I have heard that there is a term for words like scapegoat, i.e. words that are translated directly from another language into English, but do not make literal sense out of their original cultural/linguistic origin.

What is the term for words like these?

  • Won't mistranslation (as a count noun) do here? ('[scape + goat (translation of Hebrew 'ēz 'ōzēl, goat that escapes, misreading of 'ăzā'zēl, Azazel).]) {AHDEL} Commented Aug 25, 2015 at 21:45
  • Not quite the same, but idioms are often specific to individual languages. 40 brilliant idioms that simply can’t be translated literally is worth a look just for: German idiom: "Ich verstehe nur Bahnhof." Literal translation: “I only understand the train station.” Commented Aug 25, 2015 at 22:07
  • Related:- english.stackexchange.com/questions/13686/… Commented Aug 25, 2015 at 22:29
  • There are definitely phrases like the ones mentioned by Edwin Ashworth that do not make sense if translated literally from their original languages and that is perhaps why they are not used in English. There are also phrases like the ones in the related question referenced by chasly but those phrases can be translated literally and understood.

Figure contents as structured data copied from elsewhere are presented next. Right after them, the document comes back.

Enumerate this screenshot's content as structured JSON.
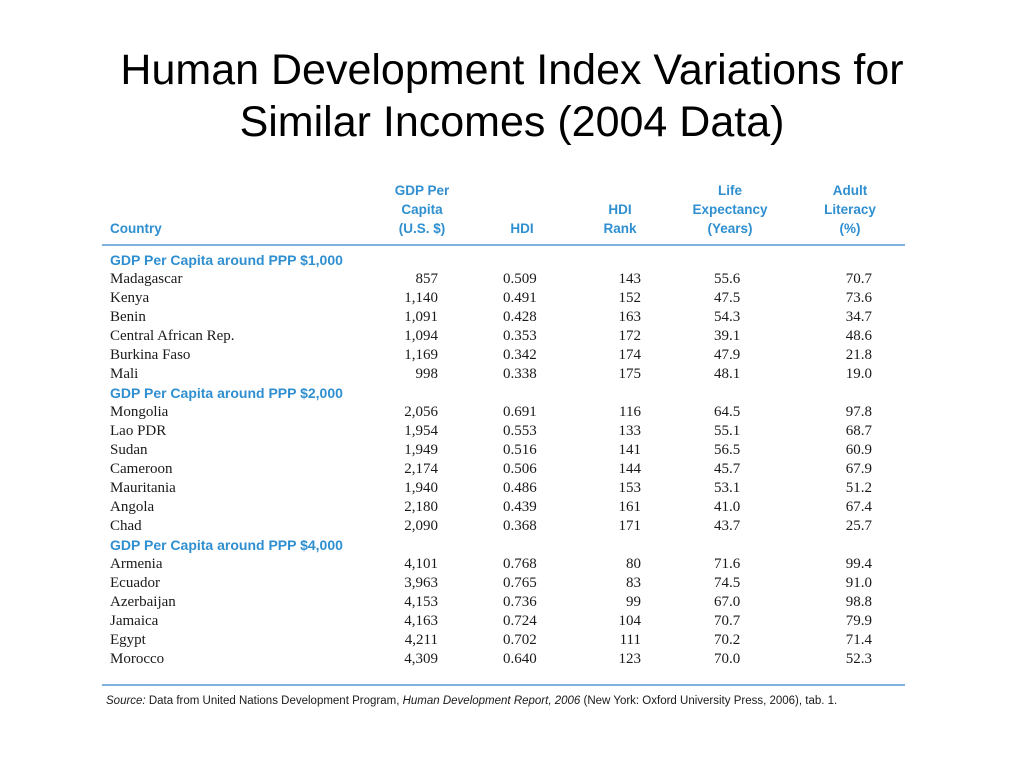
{
  "title": {
    "line1": "Human Development Index Variations for",
    "line2": "Similar Incomes (2004 Data)"
  },
  "table": {
    "headers": {
      "country": "Country",
      "gdp": [
        "GDP Per",
        "Capita",
        "(U.S. $)"
      ],
      "hdi": "HDI",
      "rank": [
        "HDI",
        "Rank"
      ],
      "life": [
        "Life",
        "Expectancy",
        "(Years)"
      ],
      "literacy": [
        "Adult",
        "Literacy",
        "(%)"
      ]
    },
    "groups": [
      {
        "title": "GDP Per Capita around PPP $1,000",
        "rows": [
          [
            "Madagascar",
            "857",
            "0.509",
            "143",
            "55.6",
            "70.7"
          ],
          [
            "Kenya",
            "1,140",
            "0.491",
            "152",
            "47.5",
            "73.6"
          ],
          [
            "Benin",
            "1,091",
            "0.428",
            "163",
            "54.3",
            "34.7"
          ],
          [
            "Central African Rep.",
            "1,094",
            "0.353",
            "172",
            "39.1",
            "48.6"
          ],
          [
            "Burkina Faso",
            "1,169",
            "0.342",
            "174",
            "47.9",
            "21.8"
          ],
          [
            "Mali",
            "998",
            "0.338",
            "175",
            "48.1",
            "19.0"
          ]
        ]
      },
      {
        "title": "GDP Per Capita around PPP $2,000",
        "rows": [
          [
            "Mongolia",
            "2,056",
            "0.691",
            "116",
            "64.5",
            "97.8"
          ],
          [
            "Lao PDR",
            "1,954",
            "0.553",
            "133",
            "55.1",
            "68.7"
          ],
          [
            "Sudan",
            "1,949",
            "0.516",
            "141",
            "56.5",
            "60.9"
          ],
          [
            "Cameroon",
            "2,174",
            "0.506",
            "144",
            "45.7",
            "67.9"
          ],
          [
            "Mauritania",
            "1,940",
            "0.486",
            "153",
            "53.1",
            "51.2"
          ],
          [
            "Angola",
            "2,180",
            "0.439",
            "161",
            "41.0",
            "67.4"
          ],
          [
            "Chad",
            "2,090",
            "0.368",
            "171",
            "43.7",
            "25.7"
          ]
        ]
      },
      {
        "title": "GDP Per Capita around PPP $4,000",
        "rows": [
          [
            "Armenia",
            "4,101",
            "0.768",
            "80",
            "71.6",
            "99.4"
          ],
          [
            "Ecuador",
            "3,963",
            "0.765",
            "83",
            "74.5",
            "91.0"
          ],
          [
            "Azerbaijan",
            "4,153",
            "0.736",
            "99",
            "67.0",
            "98.8"
          ],
          [
            "Jamaica",
            "4,163",
            "0.724",
            "104",
            "70.7",
            "79.9"
          ],
          [
            "Egypt",
            "4,211",
            "0.702",
            "111",
            "70.2",
            "71.4"
          ],
          [
            "Morocco",
            "4,309",
            "0.640",
            "123",
            "70.0",
            "52.3"
          ]
        ]
      }
    ]
  },
  "source": {
    "label": "Source:",
    "text1": " Data from United Nations Development Program, ",
    "report": "Human Development Report, 2006",
    "text2": " (New York: Oxford University Press, 2006), tab. 1."
  },
  "colors": {
    "accent": "#2f8fd0",
    "rule": "#7fb2dd",
    "text": "#1a1a1a"
  }
}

Scapegoat only makes sense if you understand that it was being used to absolve people of their sins by throwing it off a cliff. Without the Jewish context the literal etymology of the word is meaningless.
    – SophArch
    Commented Aug 25, 2015 at 22:40

1 Answer 1


Often the terms calque and loan translation are used. The latter is preferable as there are different types of calques.

Please see Wikipedia on these terms.